Pliometrics

The ABC’s of Pliometric Physiology

Track and field, basketball, football, baseball, gymnastics, volleyball, and even golf are some of the sports that can benefit from pliometrics. Athletes who participate in sports, which require strength, speed and explosive power, should incorporate pliometrics into a year-round program.

There are a number of reasons why athletes decide to train with Pliometrics.

1) They want to increase their vertical power.
2) They need to enhance quickness, speed.
3) Functional enhancement of balance and propriception.
These are all valid reasons to begin to train using pliometrics.

In order to begin to implement the workouts, you must first begin to understand how the body works. First of all, pliometrics does not train muscles! Pliometrics trains the nervous system. Muscles derive their information from the central nervous system (brain).
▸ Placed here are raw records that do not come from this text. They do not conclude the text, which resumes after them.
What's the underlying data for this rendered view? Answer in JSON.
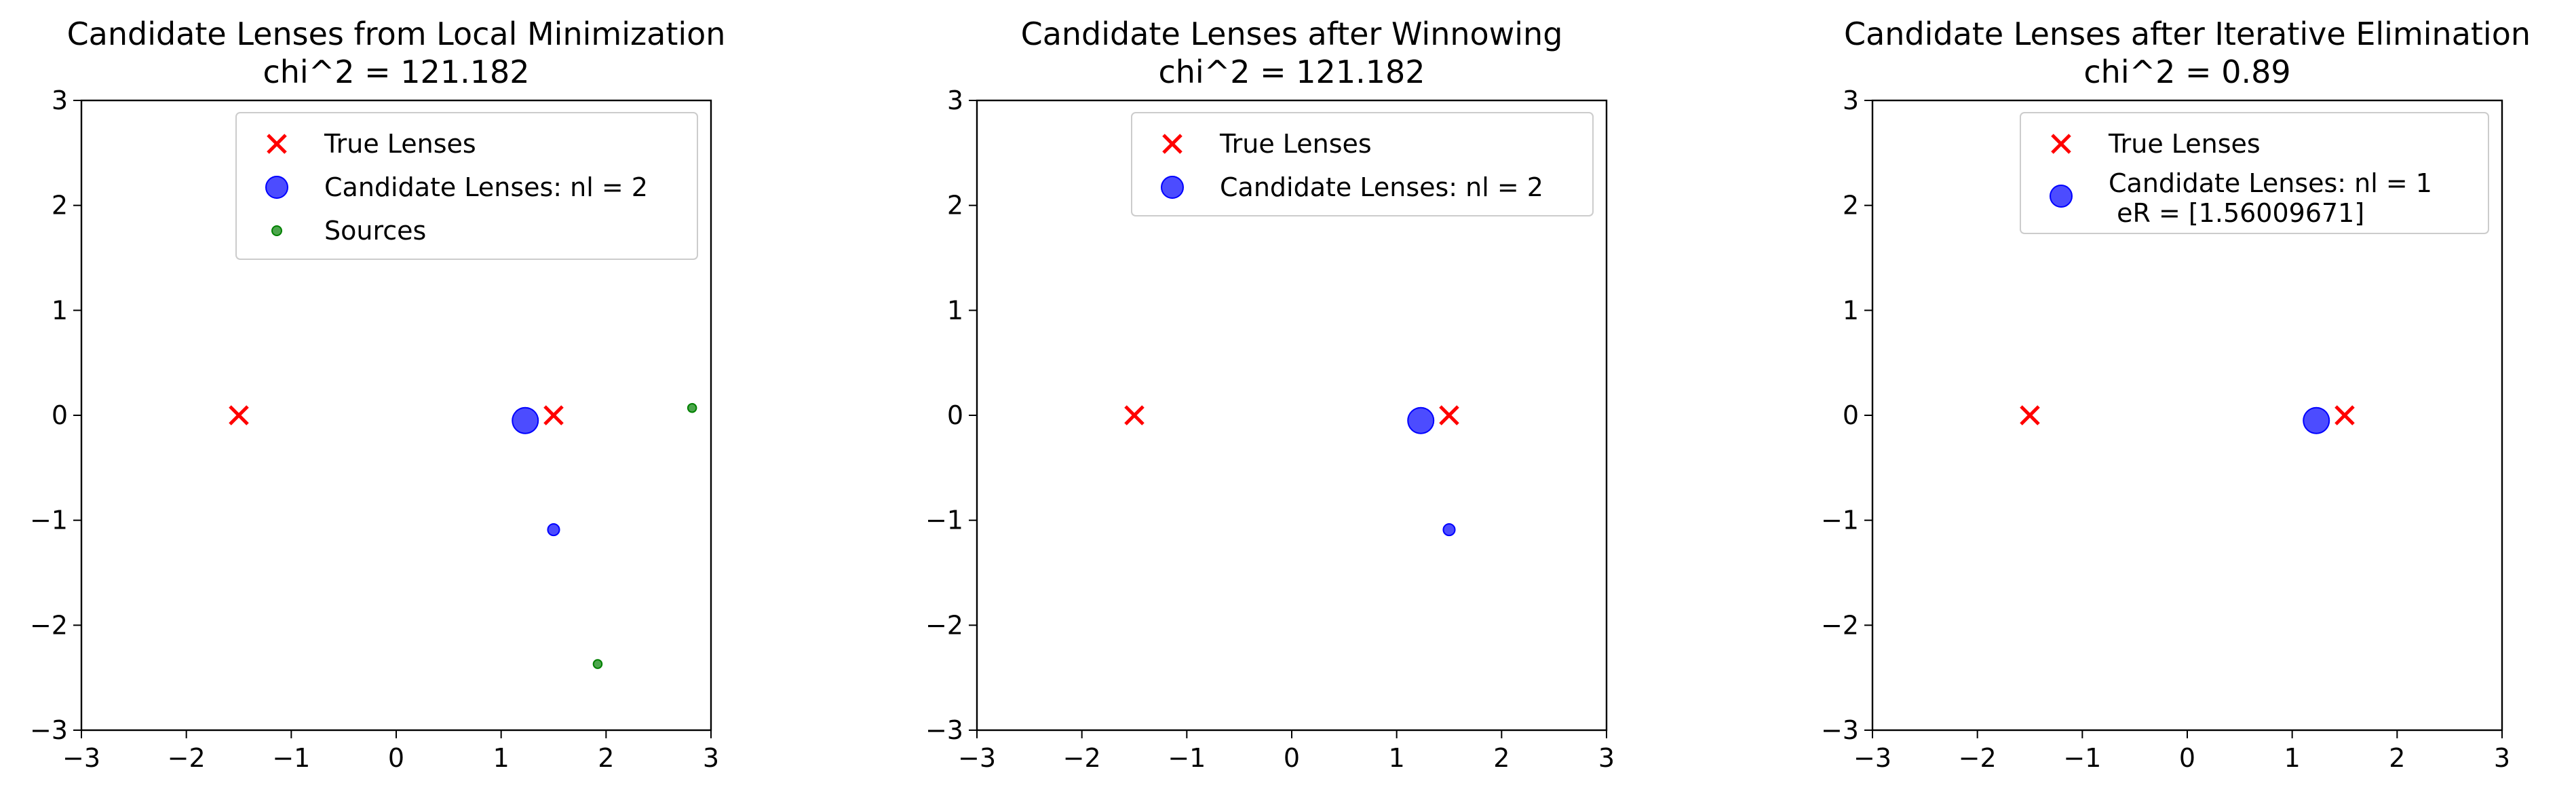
{
  "chart_data": [
    {
      "type": "scatter",
      "title": "Candidate Lenses from Local Minimization",
      "subtitle": "chi^2 = 121.182",
      "xlim": [
        -3,
        3
      ],
      "ylim": [
        -3,
        3
      ],
      "xticks": [
        "−3",
        "−2",
        "−1",
        "0",
        "1",
        "2",
        "3"
      ],
      "yticks": [
        "−3",
        "−2",
        "−1",
        "0",
        "1",
        "2",
        "3"
      ],
      "grid": false,
      "legend_position": "top-right",
      "series": [
        {
          "name": "True Lenses",
          "marker": "x",
          "color": "#ff0000",
          "points": [
            [
              -1.5,
              0.0
            ],
            [
              1.5,
              0.0
            ]
          ]
        },
        {
          "name": "Candidate Lenses: nl = 2",
          "marker": "circle",
          "color": "#0000ff",
          "points": [
            [
              1.23,
              -0.05
            ],
            [
              1.5,
              -1.09
            ]
          ],
          "relative_sizes": [
            1.0,
            0.45
          ]
        },
        {
          "name": "Sources",
          "marker": "circle",
          "color": "#008000",
          "points": [
            [
              2.82,
              0.07
            ],
            [
              1.92,
              -2.37
            ]
          ],
          "relative_sizes": [
            0.33,
            0.33
          ]
        }
      ]
    },
    {
      "type": "scatter",
      "title": "Candidate Lenses after Winnowing",
      "subtitle": "chi^2 = 121.182",
      "xlim": [
        -3,
        3
      ],
      "ylim": [
        -3,
        3
      ],
      "xticks": [
        "−3",
        "−2",
        "−1",
        "0",
        "1",
        "2",
        "3"
      ],
      "yticks": [
        "−3",
        "−2",
        "−1",
        "0",
        "1",
        "2",
        "3"
      ],
      "grid": false,
      "legend_position": "top-right",
      "series": [
        {
          "name": "True Lenses",
          "marker": "x",
          "color": "#ff0000",
          "points": [
            [
              -1.5,
              0.0
            ],
            [
              1.5,
              0.0
            ]
          ]
        },
        {
          "name": "Candidate Lenses: nl = 2",
          "marker": "circle",
          "color": "#0000ff",
          "points": [
            [
              1.23,
              -0.05
            ],
            [
              1.5,
              -1.09
            ]
          ],
          "relative_sizes": [
            1.0,
            0.45
          ]
        }
      ]
    },
    {
      "type": "scatter",
      "title": "Candidate Lenses after Iterative Elimination",
      "subtitle": "chi^2 = 0.89",
      "xlim": [
        -3,
        3
      ],
      "ylim": [
        -3,
        3
      ],
      "xticks": [
        "−3",
        "−2",
        "−1",
        "0",
        "1",
        "2",
        "3"
      ],
      "yticks": [
        "−3",
        "−2",
        "−1",
        "0",
        "1",
        "2",
        "3"
      ],
      "grid": false,
      "legend_position": "top-right",
      "series": [
        {
          "name": "True Lenses",
          "marker": "x",
          "color": "#ff0000",
          "points": [
            [
              -1.5,
              0.0
            ],
            [
              1.5,
              0.0
            ]
          ]
        },
        {
          "name": "Candidate Lenses: nl = 1\n eR = [1.56009671]",
          "marker": "circle",
          "color": "#0000ff",
          "points": [
            [
              1.23,
              -0.05
            ]
          ],
          "relative_sizes": [
            1.0
          ]
        }
      ]
    }
  ]
}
This information travels through the spinal cord out into the peripheral nervous system, which extends out from the spinal cord between the vertebrae and ultimately to every muscle in the body.

The information received and processed by the central nervous system pertains to muscle length (at any given point), rate, and force of contraction necessary to execute the movement pattern that is being attempted. Many other messages are sent and received in milliseconds or even faster depending on the coding pattern and firing sequence of the neuron-transmitters involved.

What is sending this information to the brain? Sensors (proprioceptors) play the role of presetting muscle tension and relaying sensory input related to rapid muscle stretching for activation of the “stretch-reflex”. The stretch, or myotactic reflex, responds to the rate at which a muscle is stretched and is among the fastest in the human body. The reason for this is the direct connection from sensory receptors in the muscle to cells in the spinal cord and back to the muscle fibers responsible for contraction. Any other type of reflex is slower than the stretch reflex because signals must be transmitted through several different channels and to the central nervous system before a reaction is elicited.

What is the significance of a faster contraction? Muscle undergoes a contraction faster during a stretch shortening cycle than during any other method of contraction. A thought-out response to muscle stretch would be too slow and thus make the athlete too late for the action necessary to perform.

Response time and response strength are both considerations when determining how plyometrics relates and applies to sport performance. In some cases the response time may remain the same even after normal strength training, because traditional forms of training does not change the speed of the response in terms of muscle contraction.

The bottom line is that pliometric training creates a more rapid muscular concentric contraction, which will lead to a greater concentric force production and shorter response time. The result is a more forceful movement for overcoming the inertia of an object, whether it is the individual’s own body weight or the weight of an object.